In 1982 Li Junfeng was selected for the leading role in Wu Lin Zhi, a Chinese martial arts film, and was ultimately awarded a Chinese National Award for “Best Performance by an Actor in a Leading Role.” The film was selected as the “Motion Picture of the Year” by the Chinese Ministry of Culture, translated into five languages and released in the United States under the names The Honor of Dongfang Xu and Deadly Fury. Li Junfeng has appeared in three additional films, was a film action choreographer and hosted the television series, Learning Wushu (Udo 1998).

== Philippines ==

In 1988 the Philippines Wushu Federation invited Li Junfeng to become the national team’s head coach. He held the head coach position until 1991 where he began teaching tai chi full-time. The team's greatest achievement came shortly after this, winning 10 gold medals at the 16th Southeast Asian Games in Manila.

== Sheng Zhen Meditation ==

Li Junfeng demonstrating Kuan Yin Standing Qigong.
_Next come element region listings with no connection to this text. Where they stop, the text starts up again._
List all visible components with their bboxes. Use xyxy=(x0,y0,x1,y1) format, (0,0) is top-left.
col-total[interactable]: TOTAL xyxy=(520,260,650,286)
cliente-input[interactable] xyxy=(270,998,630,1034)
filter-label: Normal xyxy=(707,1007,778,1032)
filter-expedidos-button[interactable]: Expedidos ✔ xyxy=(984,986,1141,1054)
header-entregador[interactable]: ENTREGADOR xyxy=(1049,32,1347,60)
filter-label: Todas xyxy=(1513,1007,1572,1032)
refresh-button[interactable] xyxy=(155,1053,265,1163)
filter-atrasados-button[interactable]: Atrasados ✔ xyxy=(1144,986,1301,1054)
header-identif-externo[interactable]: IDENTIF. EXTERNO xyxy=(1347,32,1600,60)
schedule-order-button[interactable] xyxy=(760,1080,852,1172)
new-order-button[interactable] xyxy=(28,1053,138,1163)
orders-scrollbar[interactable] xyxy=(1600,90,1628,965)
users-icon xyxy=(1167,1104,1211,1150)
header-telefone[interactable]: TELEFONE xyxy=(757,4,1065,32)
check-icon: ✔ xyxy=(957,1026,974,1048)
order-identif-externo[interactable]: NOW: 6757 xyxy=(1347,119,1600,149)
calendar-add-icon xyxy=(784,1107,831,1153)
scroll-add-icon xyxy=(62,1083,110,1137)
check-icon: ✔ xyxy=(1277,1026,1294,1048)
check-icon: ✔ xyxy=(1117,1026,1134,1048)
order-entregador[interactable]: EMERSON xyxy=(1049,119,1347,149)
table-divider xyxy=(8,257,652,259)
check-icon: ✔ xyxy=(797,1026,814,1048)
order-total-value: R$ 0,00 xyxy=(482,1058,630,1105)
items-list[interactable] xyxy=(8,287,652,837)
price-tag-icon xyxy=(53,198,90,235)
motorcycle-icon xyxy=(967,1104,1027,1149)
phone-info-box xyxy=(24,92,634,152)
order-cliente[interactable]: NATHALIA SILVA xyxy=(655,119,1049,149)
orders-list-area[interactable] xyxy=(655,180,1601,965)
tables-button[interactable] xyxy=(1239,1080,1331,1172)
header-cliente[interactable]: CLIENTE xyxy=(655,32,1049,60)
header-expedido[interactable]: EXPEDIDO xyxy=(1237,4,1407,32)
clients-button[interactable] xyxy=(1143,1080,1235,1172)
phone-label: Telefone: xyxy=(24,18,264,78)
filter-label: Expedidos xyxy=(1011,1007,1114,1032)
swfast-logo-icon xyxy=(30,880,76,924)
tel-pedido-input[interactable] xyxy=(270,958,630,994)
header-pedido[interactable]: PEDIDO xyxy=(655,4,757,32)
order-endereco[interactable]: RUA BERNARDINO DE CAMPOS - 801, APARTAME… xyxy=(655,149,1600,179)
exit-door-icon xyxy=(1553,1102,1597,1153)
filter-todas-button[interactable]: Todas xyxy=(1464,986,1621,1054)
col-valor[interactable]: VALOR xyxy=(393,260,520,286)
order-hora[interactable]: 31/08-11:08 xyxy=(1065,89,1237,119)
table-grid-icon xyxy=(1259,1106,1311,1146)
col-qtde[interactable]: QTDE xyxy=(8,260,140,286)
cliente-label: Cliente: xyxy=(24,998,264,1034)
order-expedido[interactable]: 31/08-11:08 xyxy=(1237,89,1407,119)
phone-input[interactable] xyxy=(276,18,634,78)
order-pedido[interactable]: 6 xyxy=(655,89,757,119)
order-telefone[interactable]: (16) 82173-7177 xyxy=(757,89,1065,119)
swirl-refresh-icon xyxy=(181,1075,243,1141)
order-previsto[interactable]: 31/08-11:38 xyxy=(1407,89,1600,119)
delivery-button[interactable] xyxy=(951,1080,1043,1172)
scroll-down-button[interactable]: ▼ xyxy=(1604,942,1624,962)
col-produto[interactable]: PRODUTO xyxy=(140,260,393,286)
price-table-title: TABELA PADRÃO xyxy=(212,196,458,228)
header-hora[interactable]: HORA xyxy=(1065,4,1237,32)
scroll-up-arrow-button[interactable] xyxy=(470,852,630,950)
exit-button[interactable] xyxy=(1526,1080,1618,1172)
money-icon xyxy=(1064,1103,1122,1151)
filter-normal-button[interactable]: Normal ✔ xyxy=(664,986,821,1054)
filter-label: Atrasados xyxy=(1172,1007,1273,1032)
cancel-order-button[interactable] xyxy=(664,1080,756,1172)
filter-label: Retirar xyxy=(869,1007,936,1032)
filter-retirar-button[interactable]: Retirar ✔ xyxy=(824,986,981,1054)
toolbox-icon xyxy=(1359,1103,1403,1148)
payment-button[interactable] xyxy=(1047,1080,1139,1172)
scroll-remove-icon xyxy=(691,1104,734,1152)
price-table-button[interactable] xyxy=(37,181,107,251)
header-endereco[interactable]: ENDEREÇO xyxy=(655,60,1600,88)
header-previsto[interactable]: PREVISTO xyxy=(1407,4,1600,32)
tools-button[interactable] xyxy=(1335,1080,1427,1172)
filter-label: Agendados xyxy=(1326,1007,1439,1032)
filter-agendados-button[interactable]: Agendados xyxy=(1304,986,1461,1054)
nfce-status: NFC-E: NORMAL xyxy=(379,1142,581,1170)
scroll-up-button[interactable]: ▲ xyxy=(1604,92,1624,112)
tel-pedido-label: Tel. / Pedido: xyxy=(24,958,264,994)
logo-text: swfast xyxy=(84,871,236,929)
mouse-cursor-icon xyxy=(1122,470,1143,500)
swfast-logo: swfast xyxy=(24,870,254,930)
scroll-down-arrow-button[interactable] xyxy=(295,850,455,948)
Li Junfeng was first drawn to meditation and tai chi as a university student and has practiced and taught these disciplines throughout his adult life. He began practicing Sheng Zhen Meditation privately in 1987 and began teaching it in 1994. In 1995 the International Sheng Zhen Society was founded to promote Sheng Zhen Meditation to the world. Li Junfeng is the society's chairman and principal teacher.

Since the founding of the International Sheng Zhen Society Li Junfeng has taught Sheng Zhen Meditation in 25 countries spread across 6 continents. In 2002 Li Junfeng moved to the United States and accepted a position teaching meditation at the AOMA Graduate School of Integrative Medicine in Austin, Texas. He has delivered the keynote address at several conferences including the International Psi Conference, Basle, Switzerland in 2005; and at the American Acupuncturist Association of Oriental Medicine annual conference in 2006 and 2007.

== Publications ==

- Li, Junfeng. Sparring with Long Fist & Single Broad Sword/Spear. China, 1982.
- Li, Junfeng. Learn Wushu Series. China, 1985.
- Li, Junfeng. Martial Arts on Ba Gua Zhang. China, 1987.
- Li, Junfeng. Sheng Zhen Wuji Yuan Gong: A Return to Oneness. Manila, Philippines: International Sheng Zhen Society, 1995.
- Sheng Zhen Wuji Yuan Gong: A Return to Oneness (DVD). Manila, Philippines: International Sheng Zhen Society, 1996.
- Li, Junfeng. Sheng Zhen Healing: Removal of Disease in Three Parts. Manila, Philippines: International Sheng Zhen Society, 1999.
- Sheng Zhen Healing (DVD). Manila, Philippines: International Sheng Zhen Society, 1999.
- Li, Junfeng. Awakening the Soul. Manila, Philippines: International Sheng Zhen Society, 2008.